INS plans to award two more pacts for records management
- By L. Scott Tillett, L. Scott Tillett
- May 31, 1998
The Immigration and Naturalization Service this week plans to award two contracts as part of a $170 million project to better manage the agency's millions of records, with the possibility of developing automated workflow and imaging capabilities.
The two awards— one to Ahtna Development Corp., Anchorage, Alaska, and another to Uniband Corp., Belcourt, N.D.— will bring to three the number of contracts awarded for the project. INS awarded a contract in April to Choctaw Management/Services Enterprise of Durant, Okla. The contracts were designated set-asides for American Indian-owned and—operated companies.

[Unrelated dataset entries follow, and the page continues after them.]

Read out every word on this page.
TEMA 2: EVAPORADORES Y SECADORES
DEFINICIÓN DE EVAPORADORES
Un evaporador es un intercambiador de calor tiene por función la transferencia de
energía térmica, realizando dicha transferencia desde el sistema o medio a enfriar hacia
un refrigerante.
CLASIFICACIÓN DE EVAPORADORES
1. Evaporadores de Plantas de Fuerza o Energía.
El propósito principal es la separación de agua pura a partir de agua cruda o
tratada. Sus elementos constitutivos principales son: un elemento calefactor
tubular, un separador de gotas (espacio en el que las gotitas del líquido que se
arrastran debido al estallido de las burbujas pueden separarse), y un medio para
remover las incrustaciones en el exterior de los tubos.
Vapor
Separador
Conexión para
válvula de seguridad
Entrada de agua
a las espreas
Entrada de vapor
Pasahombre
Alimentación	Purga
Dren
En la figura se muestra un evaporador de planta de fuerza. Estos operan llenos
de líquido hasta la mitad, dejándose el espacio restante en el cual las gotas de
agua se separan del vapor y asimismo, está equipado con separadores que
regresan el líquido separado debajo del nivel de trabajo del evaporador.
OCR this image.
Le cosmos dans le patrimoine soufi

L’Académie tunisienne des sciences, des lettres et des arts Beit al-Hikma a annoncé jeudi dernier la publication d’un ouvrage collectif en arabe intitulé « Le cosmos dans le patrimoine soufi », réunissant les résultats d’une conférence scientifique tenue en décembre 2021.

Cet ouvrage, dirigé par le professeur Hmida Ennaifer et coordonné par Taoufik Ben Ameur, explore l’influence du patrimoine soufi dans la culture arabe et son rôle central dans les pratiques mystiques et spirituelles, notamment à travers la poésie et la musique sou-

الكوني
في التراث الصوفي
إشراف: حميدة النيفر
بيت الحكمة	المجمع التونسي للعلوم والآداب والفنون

The contractors, who will work primarily at the seven INS offices that manage the highest volume of records, will manage tens of millions of records on immigrants that INS maintains in paper and electronic form. The records run the gamut from immigrants' employment eligibility records to documents that detail immigrants' benefits. Although the core of the work will involve data entry, INS officials expect the project eventually will include special software applications for automating the tracking of records and for managing workflow.
Information technology is a large part of the existing contract, which is held by Uniband. Paper records are stored in folders labeled with machine-readable bar codes, which save data-entry time for INS workers creating, accessing and changing electronic files that correspond with the paper files. The current contract was awarded to Uniband more than two years ago and expires next week. Almost $20 million worth of work was conducted under the contract, said Robert Beaty, an INS contracting officer.
The existing contract does not involve specialized IT services, and the new set of contracts initially will be light on specialized IT services. But INS officials plan to centralize paper and electronic records, which may require the contractors to supply special software applications for document imaging or for tracking the flow of records as they are created, processed and updated, INS officials said.
Beaty said the new IT initiatives could change based on congressional actions. For years Congress has considered mandating greater centralization of INS records but so far has not passed legislation requiring INS to do so. "We're trying to give ourselves...flexibility so that we can change as requirements come up," Beaty said.
"This contract is broad enough to handle [any records function]," said Clint Palmer, the contracting officer's technical representative for the INS contract.
Stephen White, deputy managing officer with Choctaw, agreed. "Right now, I'd say that just about anything is a possibility.... The ultimate goal is to centralize the records in one location," he said.
Moreover, the contracts could pave the way toward a greater degree of outsourcing for INS.
"This may be the first step in contracting out an entire function," said Bob Dornan, senior vice president at IT consulting firm Federal Sources Inc., McLean, Va. "It depends on how much control the agency feels it needs to have over the group [of contractors]."
Work under the contracts will be handed out on a competitive basis, Beaty said.